В связи с успехами естественных наук в век Просвещения проблематика чудес и их свидетельств приобрела важное гносеологическое (ею занимался эмпирик Локк) и идеологическое значение, поскольку христианская религия во всех ее основных исторических модификациях свой авторитет божественного Откровения выводила из чудес Господних, в том числе из главного чуда: смерти и воскрешения Христа. Юм, не колеблясь, заявляет, что хотя Существо, которому приписывают чудо, в данном случае Существо Всемогущее, чудо от этого не становится вероятнее, коль скоро мы в состоянии познавать атрибуты или действия подобного Существа не иначе как на основании знакомства из опыта с его проявлениями при обычном течении природы (131.II, 112).
Глава о практических последствиях естественной религии посвящена более сложным метафизическим проблемам. Выявляется специфика религиозных гипотез, как особого метода объяснения явлений вселенной, суть которого в апологетике. Излюбленный аргумент Юма вложен в уста Эпикура: "Вы продолжаете воображать (признание существования Бога ни к чему не обязывает), что если мы допускаем существование божества, которое вы столь усердно защищаете, то вы свободно можете выводить из него следствия и прибавлять кое-что к известному нам из опыта порядку природы, исходя из атрибутов, которые вы приписываете своим богам. Вы как будто забываете, что все ваши заключения об этом предмете можно вывести только от действий к причинам и что всякий аргумент, идущий от причин к действиям, необходимо является грубым софизмом, коль скоро вы можете знать о причине лишь то, что вы не вывели предварительно, а полностью нашли в действии" (131.II, 122).

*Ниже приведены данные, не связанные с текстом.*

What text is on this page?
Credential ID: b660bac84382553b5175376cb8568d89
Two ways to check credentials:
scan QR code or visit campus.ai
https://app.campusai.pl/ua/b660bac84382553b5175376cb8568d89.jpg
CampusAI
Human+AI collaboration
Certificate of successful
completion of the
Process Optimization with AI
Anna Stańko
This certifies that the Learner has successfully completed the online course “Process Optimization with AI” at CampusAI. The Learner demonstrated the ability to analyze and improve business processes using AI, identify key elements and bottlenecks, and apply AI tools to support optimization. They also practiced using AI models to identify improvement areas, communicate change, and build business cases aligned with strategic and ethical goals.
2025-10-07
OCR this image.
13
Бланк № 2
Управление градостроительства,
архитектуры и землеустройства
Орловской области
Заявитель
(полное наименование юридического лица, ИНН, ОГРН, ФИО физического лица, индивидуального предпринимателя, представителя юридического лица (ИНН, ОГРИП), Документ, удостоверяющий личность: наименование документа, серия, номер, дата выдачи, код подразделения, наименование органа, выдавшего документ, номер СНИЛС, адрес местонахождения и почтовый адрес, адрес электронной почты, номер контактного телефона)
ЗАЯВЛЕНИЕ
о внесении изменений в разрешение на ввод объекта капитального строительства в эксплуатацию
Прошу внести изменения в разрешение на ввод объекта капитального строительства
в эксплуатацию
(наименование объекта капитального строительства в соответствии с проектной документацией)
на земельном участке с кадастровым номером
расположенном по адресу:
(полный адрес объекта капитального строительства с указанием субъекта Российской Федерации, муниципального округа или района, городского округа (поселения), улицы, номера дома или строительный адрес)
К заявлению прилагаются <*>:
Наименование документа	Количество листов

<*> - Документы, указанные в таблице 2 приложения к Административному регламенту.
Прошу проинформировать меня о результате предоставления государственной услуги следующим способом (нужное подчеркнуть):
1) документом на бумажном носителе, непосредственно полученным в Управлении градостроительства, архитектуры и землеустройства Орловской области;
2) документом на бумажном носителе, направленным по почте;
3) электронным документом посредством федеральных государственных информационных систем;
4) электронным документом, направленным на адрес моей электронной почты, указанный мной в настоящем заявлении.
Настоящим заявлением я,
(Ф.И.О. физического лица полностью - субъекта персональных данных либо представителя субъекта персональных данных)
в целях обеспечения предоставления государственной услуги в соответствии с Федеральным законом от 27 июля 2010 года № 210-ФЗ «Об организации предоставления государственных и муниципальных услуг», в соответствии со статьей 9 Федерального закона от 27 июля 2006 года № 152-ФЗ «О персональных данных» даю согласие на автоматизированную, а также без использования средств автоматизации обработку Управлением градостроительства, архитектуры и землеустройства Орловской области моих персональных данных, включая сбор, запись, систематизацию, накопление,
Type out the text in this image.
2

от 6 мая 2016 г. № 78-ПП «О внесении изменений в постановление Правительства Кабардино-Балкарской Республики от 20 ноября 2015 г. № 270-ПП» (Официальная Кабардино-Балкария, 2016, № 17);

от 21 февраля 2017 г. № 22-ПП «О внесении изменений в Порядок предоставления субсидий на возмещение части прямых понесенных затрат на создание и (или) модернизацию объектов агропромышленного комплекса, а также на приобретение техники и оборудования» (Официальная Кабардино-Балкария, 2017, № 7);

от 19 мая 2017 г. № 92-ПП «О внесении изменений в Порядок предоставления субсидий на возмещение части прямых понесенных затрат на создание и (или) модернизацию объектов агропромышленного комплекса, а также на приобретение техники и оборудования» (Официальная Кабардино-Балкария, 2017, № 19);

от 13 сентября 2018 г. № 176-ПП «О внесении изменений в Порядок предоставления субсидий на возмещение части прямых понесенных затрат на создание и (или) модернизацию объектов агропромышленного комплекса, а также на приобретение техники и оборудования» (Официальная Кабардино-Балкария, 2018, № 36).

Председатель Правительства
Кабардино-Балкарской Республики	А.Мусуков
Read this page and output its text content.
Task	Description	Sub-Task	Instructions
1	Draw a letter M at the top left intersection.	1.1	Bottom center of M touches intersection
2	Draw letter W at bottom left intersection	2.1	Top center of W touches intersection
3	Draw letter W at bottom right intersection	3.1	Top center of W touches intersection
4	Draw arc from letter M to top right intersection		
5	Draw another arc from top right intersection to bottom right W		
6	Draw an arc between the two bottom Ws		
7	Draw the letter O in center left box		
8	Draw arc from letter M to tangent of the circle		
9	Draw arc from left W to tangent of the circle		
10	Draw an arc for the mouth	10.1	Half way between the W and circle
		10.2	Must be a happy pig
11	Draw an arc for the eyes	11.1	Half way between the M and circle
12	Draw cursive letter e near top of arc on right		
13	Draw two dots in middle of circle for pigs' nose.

Этот же аргумент применим и к вопросу о наличии в мире признаков осуществляющего воздаяния правосудия. Таким образом, признание авторства высшей причины не в ее пользу.
Наконец, Юм устанавливает главный источник ошибок в данном вопросе. Таковым является факт нашей подстановки себя на место Высшего существа и уверенности, что оно всегда будет придерживаться того же образа действий, который мы на его месте признали бы наиболее разумным и подходящим. Подобную иллюзию можно назвать «эгоморфизмом» или наивным антропоморфизмом.
Непосредственно историческим аспектом проблемы религии Юм занялся в работе "Естественная история религии", написанной в первой половине пятидесятых годов и изданной в 1757 г. в сборнике "Четыре диссертации". Здесь Юм, с учетом предшествующих исследований Бэкона, Спинозы, Бейля и др., а также своих собственных разработок, продолжает расширять и артикулировать проблематику «светского» теоретического и историографического религиоведения.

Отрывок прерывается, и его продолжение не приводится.